Yo los amo: amo el humor seco y sardónico de Maturin, la energía de Aubrey, los personajes secundarios abocetados con maestría en dos líneas, la vívida estampa de la vida a bordo y en tierra, en guerra y en paz. Me gustan los pasajes filosóficos, los pasajes introvertidos, los pasajes de acción, los capítulos técnicos y los capítulos eruditos. Me gusta cuando la acción se centra en las labores de Maturin como agente de inteligencia, como naturalista o como médico. Me gusta cuando la acción se centra en las labores de Aubrey como capitán, como marido o como político. Me gusta cuando los dos personajes se juntan en lo único que realmente los une, la música. Me gustan sus desencuentros, sus enemistades, y las líneas que marcan a su relación. Me gusta cuando Jack se porta como un asno y cuando Maturin deja a alguien clavado en el sitio con la fuerza de su mirada fría, reptiliana, cruel. Me gustan los personajes femeninos: Diana y Sophie, polos opuestos extraordinariamente bien retratados. Me gusta la manera poco teatral, realista, de llevar el tempo durante una batalla o después de ella, y de guiarnos a través de las sucesivas campañas. Me gustan los inevitables pasajes, repetidos en cada libro, donde se habla de la rutina de la vida a bordo. Me gustan las referencias a adagios de Corelli o de Haydn, las expediciones entomológicas de Stephen, el retrato perfecto de la crueldad de la época, y los nada raros momentos de humor. Me gustan. ¿Se nota?

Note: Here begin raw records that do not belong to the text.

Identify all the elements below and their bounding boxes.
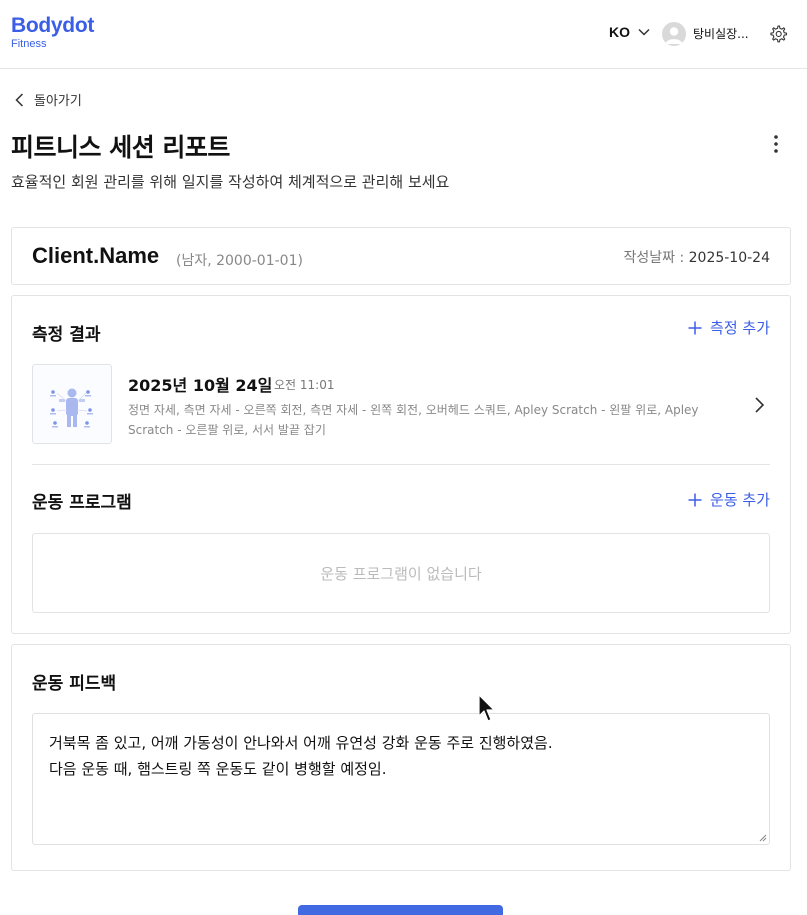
client-name: Client.Name xyxy=(32,243,160,268)
avatar[interactable] xyxy=(662,22,686,46)
back-link[interactable]: 돌아가기 xyxy=(15,90,82,109)
client-meta: (남자, 2000-01-01) xyxy=(176,253,303,269)
back-label: 돌아가기 xyxy=(34,94,82,109)
section-divider xyxy=(32,464,770,465)
program-empty-state: 운동 프로그램이 없습니다 xyxy=(32,533,770,613)
add-exercise-label: 운동 추가 xyxy=(710,491,770,509)
username[interactable]: 탕비실장... xyxy=(693,25,749,42)
measurement-date[interactable]: 2025년 10월 24일 xyxy=(128,372,272,396)
measurement-items: 정면 자세, 측면 자세 - 오른쪽 회전, 측면 자세 - 왼쪽 회전, 오버… xyxy=(128,403,699,437)
client-info-card: Client.Name (남자, 2000-01-01) 작성날짜 : 2025… xyxy=(11,227,791,285)
created-date-value: 2025-10-24 xyxy=(688,250,770,266)
plus-icon xyxy=(688,493,702,506)
body-posture-icon xyxy=(50,388,93,428)
measurement-thumbnail[interactable] xyxy=(32,364,112,444)
logo-text: Bodydot xyxy=(11,14,95,37)
chevron-right-icon[interactable] xyxy=(752,396,766,414)
page-subtitle: 효율적인 회원 관리를 위해 일지를 작성하여 체계적으로 관리해 보세요 xyxy=(11,173,450,191)
feedback-line-2: 다음 운동 때, 햄스트링 쪽 운동도 같이 병행할 예정임. xyxy=(49,760,387,778)
plus-icon xyxy=(688,321,702,334)
created-date-label: 작성날짜 : xyxy=(623,250,689,266)
language-selector[interactable]: KO xyxy=(609,24,650,40)
gear-icon[interactable] xyxy=(768,24,788,44)
feedback-title: 운동 피드백 xyxy=(32,674,117,694)
feedback-textarea[interactable]: 거북목 좀 있고, 어깨 가동성이 안나와서 어깨 유연성 강화 운동 주로 진… xyxy=(32,713,770,845)
program-title: 운동 프로그램 xyxy=(32,493,132,513)
top-header: Bodydot Fitness KO 탕비실장... xyxy=(0,0,807,69)
feedback-card: 운동 피드백 거북목 좀 있고, 어깨 가동성이 안나와서 어깨 유연성 강화 … xyxy=(11,644,791,871)
feedback-line-1: 거북목 좀 있고, 어깨 가동성이 안나와서 어깨 유연성 강화 운동 주로 진… xyxy=(49,734,553,752)
add-exercise-button[interactable]: 운동 추가 xyxy=(688,489,770,510)
logo-subtext: Fitness xyxy=(11,38,47,50)
resize-handle-icon[interactable] xyxy=(759,834,767,842)
language-label: KO xyxy=(609,24,630,40)
page-title: 피트니스 세션 리포트 xyxy=(11,133,230,162)
session-card: 측정 결과 측정 추가 2025년 10월 24일 오전 11:01 정면 자세… xyxy=(11,295,791,634)
created-date: 작성날짜 : 2025-10-24 xyxy=(623,247,770,267)
more-options-icon[interactable] xyxy=(768,133,784,155)
chevron-down-icon xyxy=(638,28,650,36)
user-icon xyxy=(665,27,683,44)
add-measurement-button[interactable]: 측정 추가 xyxy=(688,317,770,338)
measurement-time: 오전 11:01 xyxy=(274,378,335,392)
measurement-title: 측정 결과 xyxy=(32,325,101,345)
chevron-left-icon xyxy=(15,92,24,107)
program-empty-text: 운동 프로그램이 없습니다 xyxy=(320,564,482,583)
mouse-cursor-icon xyxy=(478,694,495,722)
brand-logo[interactable]: Bodydot Fitness xyxy=(11,15,94,51)
save-button[interactable] xyxy=(298,905,503,915)
add-measurement-label: 측정 추가 xyxy=(710,319,770,337)
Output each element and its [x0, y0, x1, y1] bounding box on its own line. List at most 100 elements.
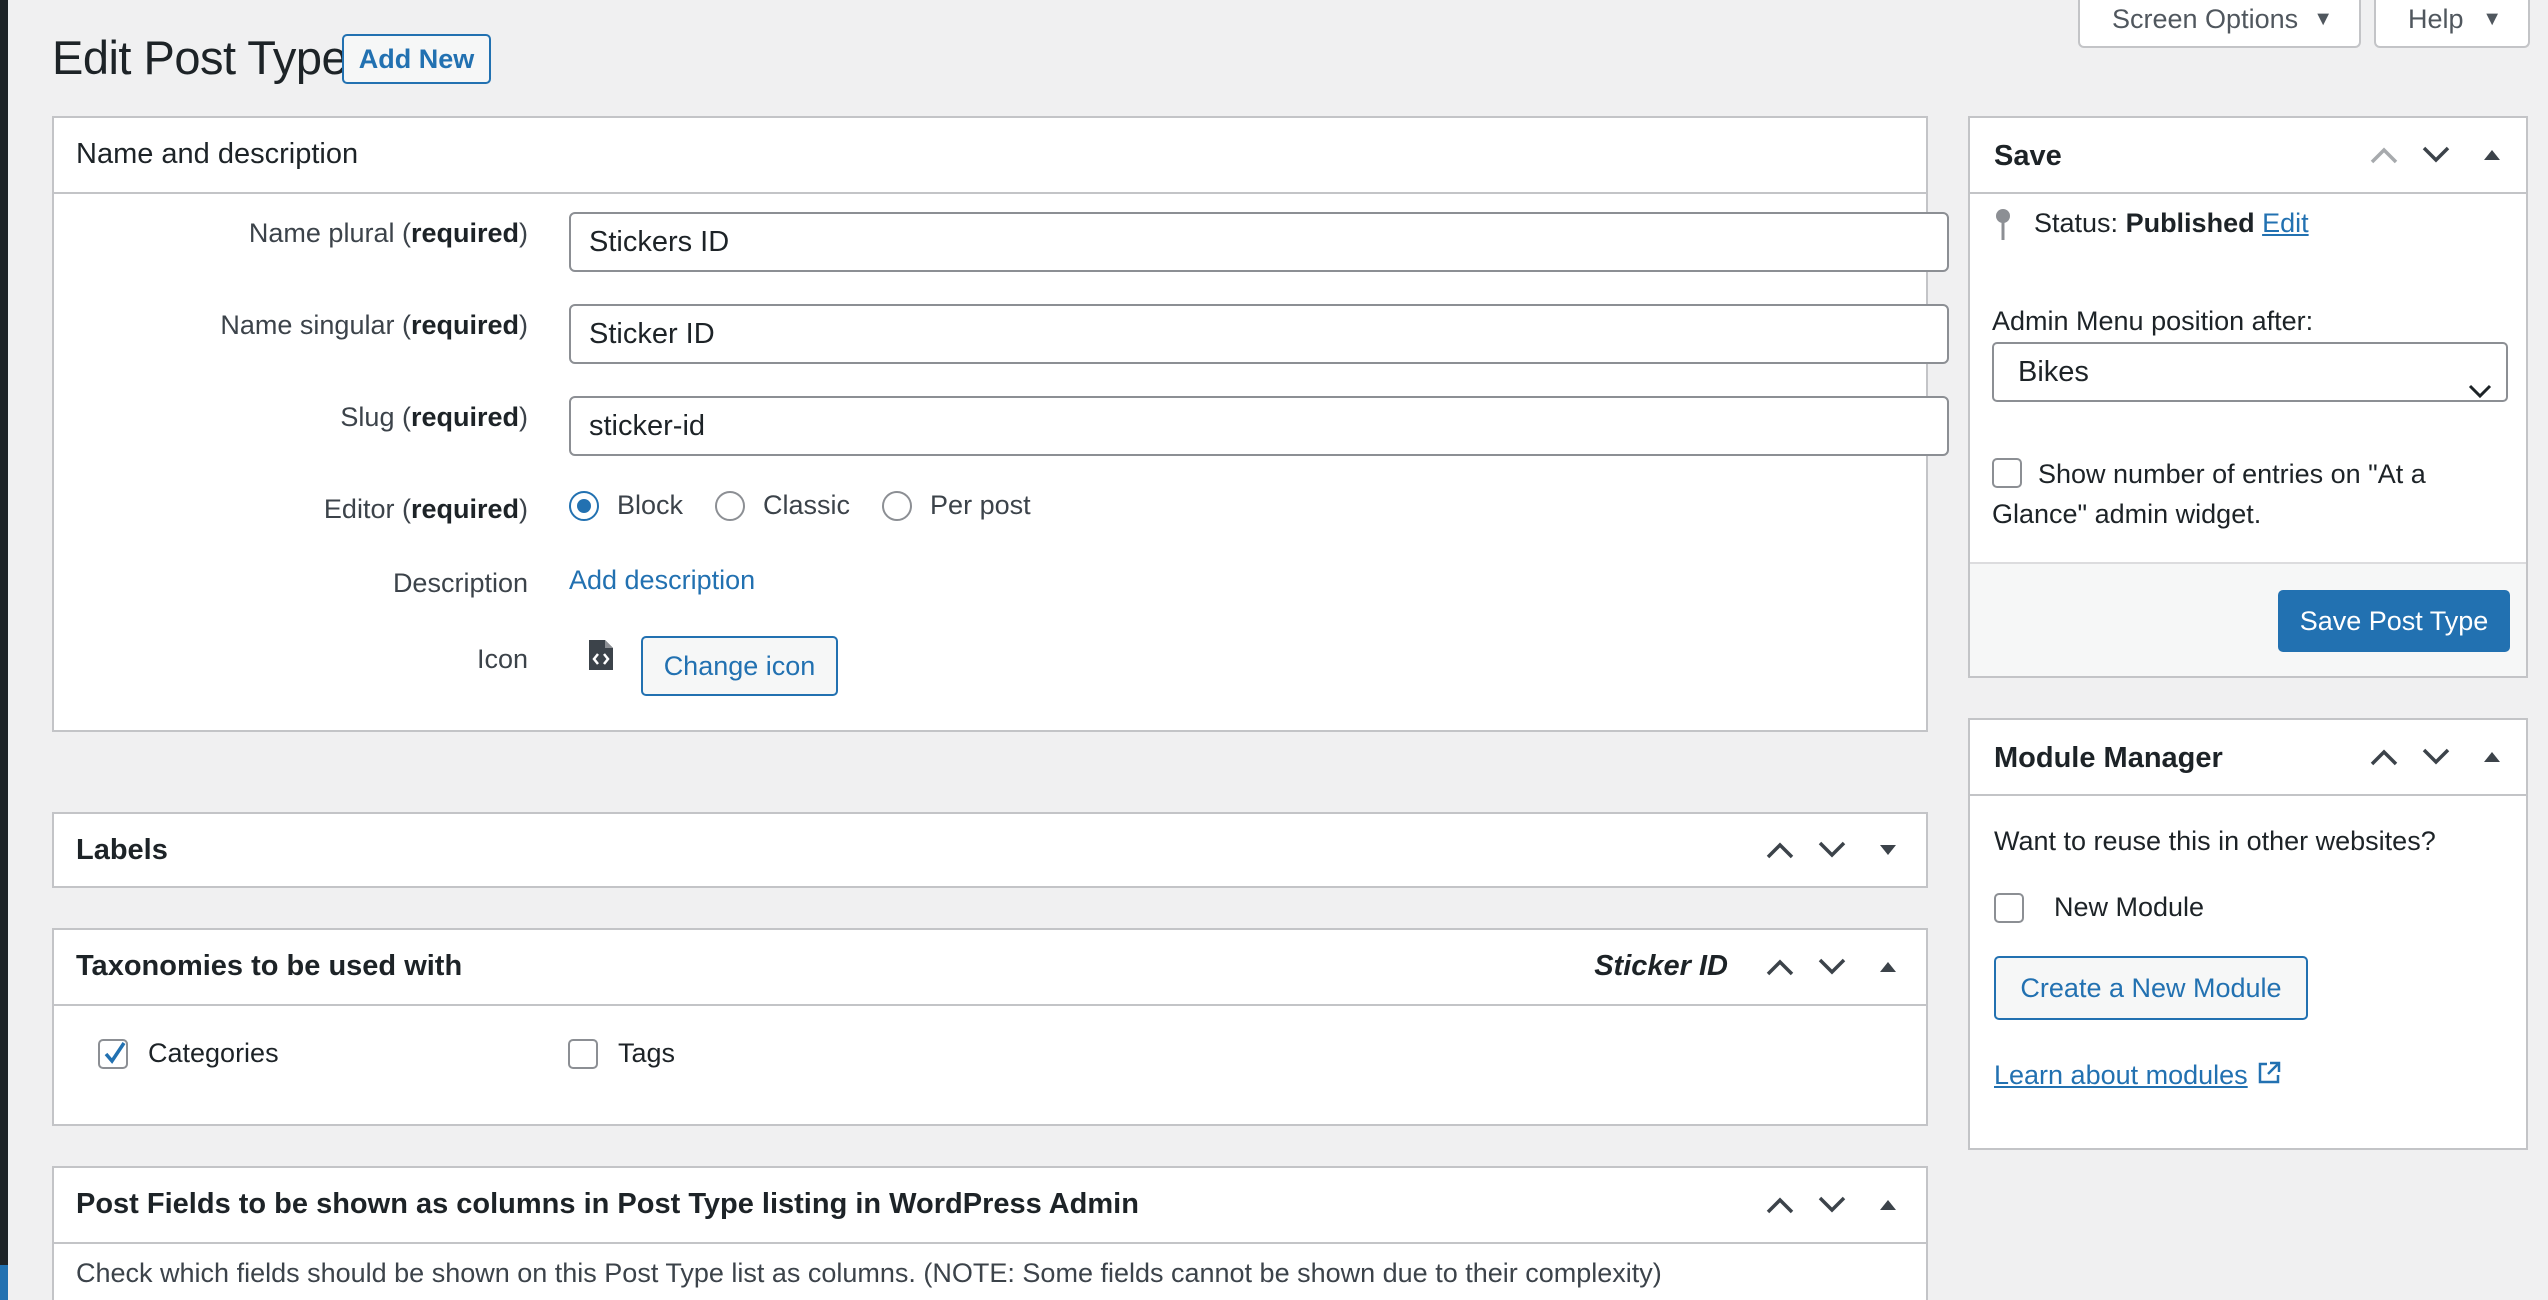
name-singular-input[interactable] [569, 304, 1949, 364]
move-up-icon[interactable] [2358, 118, 2410, 192]
panel-handles [1754, 930, 1918, 1004]
move-down-icon[interactable] [1806, 930, 1858, 1004]
panel-title: Name and description [76, 138, 359, 170]
required-marker: required [410, 218, 519, 248]
admin-sidebar-active-indicator [0, 1265, 8, 1300]
toggle-panel-icon[interactable] [1858, 930, 1918, 1004]
radio-label: Block [617, 490, 684, 520]
save-panel: Save Status: Published Edit Admin Menu p… [1968, 116, 2528, 678]
page-title: Edit Post Type [52, 31, 348, 84]
move-down-icon[interactable] [1806, 814, 1858, 886]
learn-modules-link[interactable]: Learn about modules [1994, 1060, 2282, 1091]
taxonomies-panel: Taxonomies to be used with Sticker ID Ca… [52, 928, 1928, 1126]
save-post-type-button[interactable]: Save Post Type [2278, 590, 2510, 652]
add-new-button[interactable]: Add New [342, 34, 491, 84]
checkbox-label: New Module [2054, 892, 2205, 922]
editor-option-block[interactable]: Block [569, 490, 683, 521]
toggle-panel-icon[interactable] [1858, 1168, 1918, 1242]
select-value: Bikes [2018, 356, 2089, 388]
checkbox[interactable] [98, 1038, 128, 1069]
post-fields-panel: Post Fields to be shown as columns in Po… [52, 1166, 1928, 1300]
panel-header: Name and description [54, 118, 1926, 194]
status-row: Status: Published Edit [2034, 208, 2309, 239]
name-plural-label: Name plural (required) [248, 218, 528, 248]
panel-handles [1754, 1168, 1918, 1242]
status-value: Published [2125, 208, 2255, 238]
help-tab[interactable]: Help ▼ [2374, 0, 2530, 48]
toggle-panel-icon[interactable] [2462, 720, 2522, 794]
caret-down-icon: ▼ [2313, 8, 2333, 30]
toggle-panel-icon[interactable] [1858, 814, 1918, 886]
admin-sidebar-edge [0, 0, 8, 1300]
menu-position-select[interactable]: Bikes [1992, 342, 2508, 402]
label-text: Name singular [220, 310, 395, 340]
checkbox[interactable] [1994, 892, 2024, 923]
labels-panel: Labels [52, 812, 1928, 888]
slug-input[interactable] [569, 396, 1949, 456]
move-up-icon[interactable] [1754, 930, 1806, 1004]
panel-handles [2358, 118, 2522, 192]
post-type-name: Sticker ID [1594, 950, 1728, 982]
move-down-icon[interactable] [2410, 118, 2462, 192]
checkbox-label: Categories [148, 1038, 279, 1068]
change-icon-button[interactable]: Change icon [641, 636, 838, 696]
required-marker: required [410, 402, 519, 432]
panel-handles [2358, 720, 2522, 794]
icon-label: Icon [476, 644, 528, 674]
move-up-icon[interactable] [1754, 814, 1806, 886]
screen-options-tab[interactable]: Screen Options ▼ [2078, 0, 2361, 48]
panel-title: Taxonomies to be used with [76, 950, 463, 982]
editor-option-classic[interactable]: Classic [715, 490, 850, 521]
name-singular-label: Name singular (required) [220, 310, 528, 340]
move-up-icon[interactable] [2358, 720, 2410, 794]
pin-icon [1994, 208, 2012, 247]
add-description-link[interactable]: Add description [569, 565, 755, 596]
name-description-panel: Name and description Name plural (requir… [52, 116, 1949, 732]
panel-header: Post Fields to be shown as columns in Po… [54, 1168, 1926, 1244]
move-up-icon[interactable] [1754, 1168, 1806, 1242]
caret-down-icon: ▼ [2482, 8, 2502, 30]
checkbox-label: Tags [618, 1038, 676, 1068]
toggle-panel-icon[interactable] [2462, 118, 2522, 192]
editor-radio-group: Block Classic Per post [569, 490, 1063, 521]
label-text: Editor [323, 494, 395, 524]
checkbox[interactable] [1992, 458, 2022, 488]
move-down-icon[interactable] [2410, 720, 2462, 794]
external-link-icon [2256, 1060, 2282, 1091]
move-down-icon[interactable] [1806, 1168, 1858, 1242]
panel-header: Module Manager [1970, 720, 2526, 796]
panel-handles [1754, 814, 1918, 886]
glance-widget-option[interactable]: Show number of entries on "At a Glance" … [1992, 458, 2492, 534]
post-fields-description: Check which fields should be shown on th… [76, 1258, 1662, 1288]
status-edit-link[interactable]: Edit [2262, 208, 2309, 238]
slug-label: Slug (required) [340, 402, 528, 432]
editor-option-per-post[interactable]: Per post [882, 490, 1031, 521]
radio-button[interactable] [715, 490, 746, 521]
editor-label: Editor (required) [323, 494, 528, 524]
taxonomy-categories[interactable]: Categories [98, 1038, 279, 1069]
help-label: Help [2408, 4, 2464, 34]
module-question: Want to reuse this in other websites? [1994, 826, 2436, 856]
label-text: Name plural [248, 218, 395, 248]
link-text: Learn about modules [1994, 1060, 2248, 1090]
radio-button[interactable] [569, 490, 599, 521]
new-module-option[interactable]: New Module [1994, 892, 2204, 923]
radio-button[interactable] [882, 490, 913, 521]
module-manager-panel: Module Manager Want to reuse this in oth… [1968, 718, 2528, 1150]
status-label: Status: [2034, 208, 2119, 238]
panel-title: Module Manager [1994, 742, 2223, 774]
taxonomy-tags[interactable]: Tags [568, 1038, 675, 1069]
panel-header: Save [1970, 118, 2526, 194]
radio-label: Per post [930, 490, 1031, 520]
menu-position-label: Admin Menu position after: [1992, 306, 2314, 336]
description-label: Description [392, 568, 528, 598]
radio-label: Classic [763, 490, 851, 520]
panel-title: Post Fields to be shown as columns in Po… [76, 1188, 1139, 1220]
panel-header: Taxonomies to be used with Sticker ID [54, 930, 1926, 1006]
name-plural-input[interactable] [569, 212, 1949, 272]
checkbox[interactable] [568, 1038, 598, 1069]
panel-title: Labels [76, 834, 168, 866]
screen-options-label: Screen Options [2112, 4, 2299, 34]
create-module-button[interactable]: Create a New Module [1994, 956, 2308, 1020]
save-panel-footer: Save Post Type [1970, 562, 2526, 676]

En este caso, por desgracia, no os puedo decir que os gustarán también a vosotros. En primer lugar, O’Brian hace pocas concesiones al lector, que tiene que poner bastante de su parte. En segundo -y más importante- lugar, en este caso la traducción al español no es especialmente afortunada. Ignoro si alguna traducción puede hacer justicia al estilo personalísimo de O’Brian. Pero los dos libros que me he leído traducidos (el primero y el tercero de la serie) fallan, fallan estrepitosamente en transmitir gran parte de la magia de la saga. En parte es la falta de términos equivalentes del argot náutico, imagino. Pero es que también se pierde gran parte de las peculiaridades del lenguaje, del humor, y del ingenio que usa O’Brian y que suele poner en boca de Maturin -un trasunto del propio O’Brian, como Aubrey pudo ser el ideal al que aspiraba el escritor-; un ingenio afilado, cruel, certero y brillante que me lleva de vuelta a los libros una y otra vez, la veintena completa, sin dejarme ninguno. Son un antídoto ideal contra todo lo que últimamente, como lija, desgasta la superficie de la mente, abrasivo y banal.
Así que cuando las matrices, los príncipes y las demás miserias pequeñitas de la vida me raspan la paciencia demasiado fina, sabed que por las calles de Corvallis, me encontraréis leyendo los libros de Patrick O’Brian. Y al que no le guste, buen viento.